Rev. John I. Jenkins, C.S.C., Notre Dame’s president, will preside at the Mass, which will begin at 5:15 p.m. in the Basilica of the Sacred Heart. Rev. Austin Collins, C.S.C., religious superior of Holy Cross Priests and Brothers at Notre Dame and professor of sculpture, will deliver the homily. All members of the campus and local communities are invited.
Father Hesburgh died Feb. 26, 2015, at age 97.
In addition to his 35-year tenure as Notre Dame’s president, Father Hesburgh’s other notable achievements and accolades included:
- 16 presidential appointments – from Presidents Dwight Eisenhower to George W. Bush, including the Commission on Civil Rights, Presidential Clemency Board, National Science Board, Commission on the Holocaust and Select Commission on Immigration and Refugee Policy.

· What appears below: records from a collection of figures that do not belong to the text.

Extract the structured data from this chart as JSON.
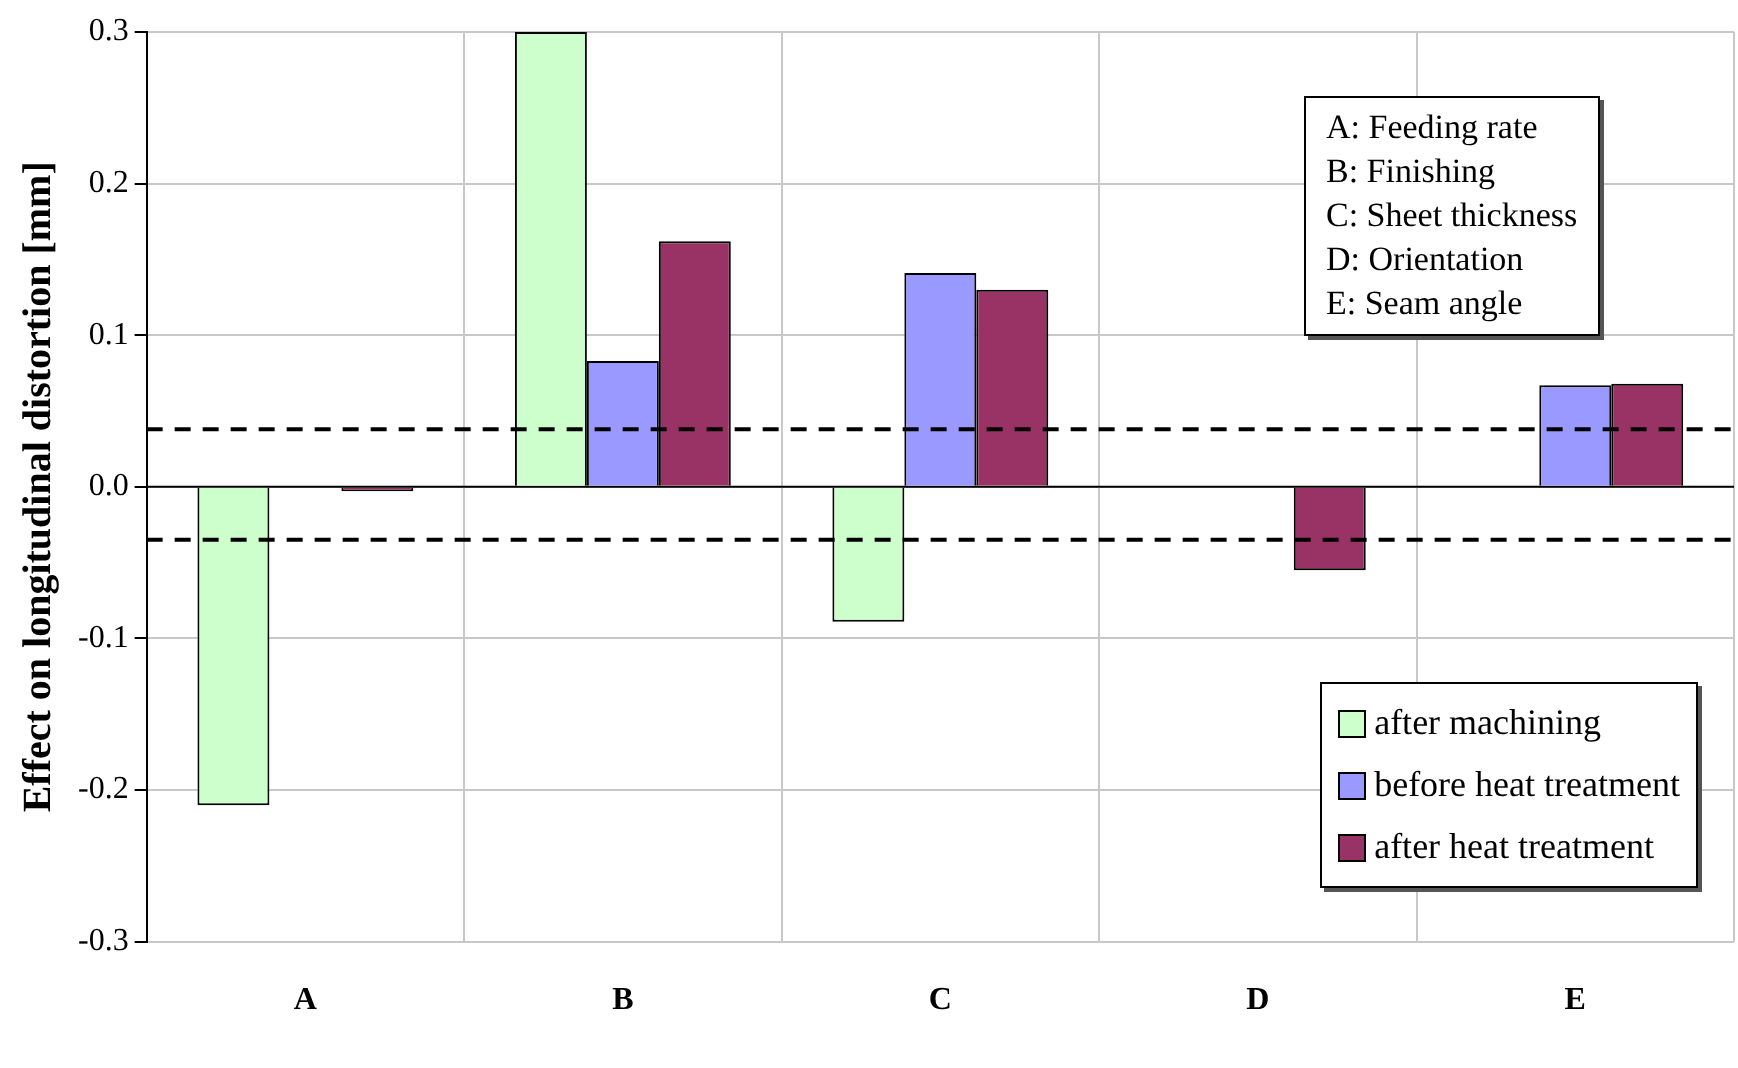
{
  "chart_data": {
    "type": "bar",
    "ylabel": "Effect on longitudinal distortion [mm]",
    "categories": [
      "A",
      "B",
      "C",
      "D",
      "E"
    ],
    "series": [
      {
        "name": "after machining",
        "color": "#ccffcc",
        "values": [
          -0.21,
          0.3,
          -0.089,
          0,
          0
        ]
      },
      {
        "name": "before heat treatment",
        "color": "#9999ff",
        "values": [
          0,
          0.083,
          0.141,
          0,
          0.067
        ]
      },
      {
        "name": "after heat treatment",
        "color": "#993366",
        "values": [
          -0.003,
          0.162,
          0.13,
          -0.055,
          0.068
        ]
      }
    ],
    "ylim": [
      -0.3,
      0.3
    ],
    "yticks": [
      {
        "value": -0.3,
        "label": "-0.3"
      },
      {
        "value": -0.2,
        "label": "-0.2"
      },
      {
        "value": -0.1,
        "label": "-0.1"
      },
      {
        "value": 0,
        "label": "0.0"
      },
      {
        "value": 0.1,
        "label": "0.1"
      },
      {
        "value": 0.2,
        "label": "0.2"
      },
      {
        "value": 0.3,
        "label": "0.3"
      }
    ],
    "ref_lines": [
      {
        "axis": "y",
        "value": 0.038,
        "color": "#000000",
        "line_style": "dashed"
      },
      {
        "axis": "y",
        "value": -0.035,
        "color": "#000000",
        "line_style": "dashed"
      }
    ],
    "annotations": [
      "A: Feeding rate",
      "B: Finishing",
      "C: Sheet thickness",
      "D: Orientation",
      "E: Seam angle"
    ],
    "grid": true,
    "legend": "bottom right"
  }
}
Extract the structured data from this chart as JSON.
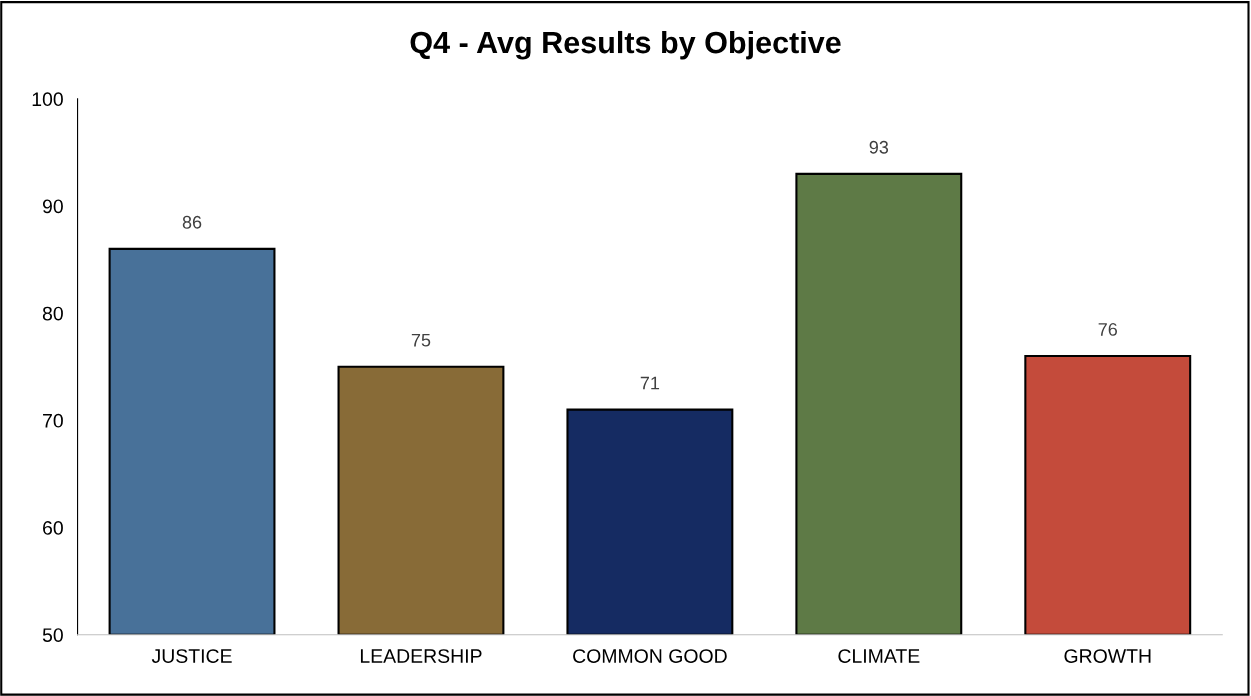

- Service to four popes, three as permanent Vatican City representative to the International Atomic Energy Agency in Vienna from 1956 to 1970
- Service as chair of the International Federation of Catholic Universities
- A recipient of the Public Welfare Medal, the most prestigious award given by the National Academy of Sciences
- Election to the Board of Overseers at Harvard University, including two years as board president, the first priest in either position
- Service as co-chair of the Knight Commission on Intercollegiate Athletics
- The honor of being the first person from higher education to be awarded the Congressional Gold Medal, presented in 2000, and receipt in 1964 of the Medal of Freedom, the nation’s highest civilian honor
- Reception of 150 honorary degrees, the most ever awarded to one person
Father Hesburgh was born May 25, 1917, and raised in Syracuse, New York. He was educated at Notre Dame and the Gregorian University in Rome, from which he earned a bachelor’s degree in 1939. He was ordained a priest of the Congregation of Holy Cross, Notre Dame’s founding order, in 1943.
Following his ordination, Father Hesburgh continued his study of sacred theology at the Catholic University of America in Washington, D.C., earning his doctorate in 1945. He joined the Notre Dame faculty the same year and served as chaplain to World War II veterans on campus in addition to his teaching duties in the Religion Department. He became the head of that department in 1948, and the following year was appointed executive vice president in the administration of Rev. John J. Cavanaugh, C.S.C., the University president. At the age of 35 in June 1952, he was named the 15th president of Notre Dame.
The accomplishments of the Hesburgh era at Notre Dame are reflected in statistics comparing the Notre Dame of 1952, when Father Hesburgh became president, with the University he left in 1987. The annual operating budget rose from $9.7 million to $176.6 million, the endowment from $9 million to $350 million, and research funding from $735,000 to $15 million. Enrollment increased from 4,979 to 9,600, faculty from 389 to 950, and degrees awarded annually from 1,212 to 2,500. Two major changes during the Hesburgh era were the transference of governance in 1967 from the Congregation of Holy Cross to a two-tiered, mixed board of lay and religious trustees and fellows, and the admission of women to undergraduate studies in 1972.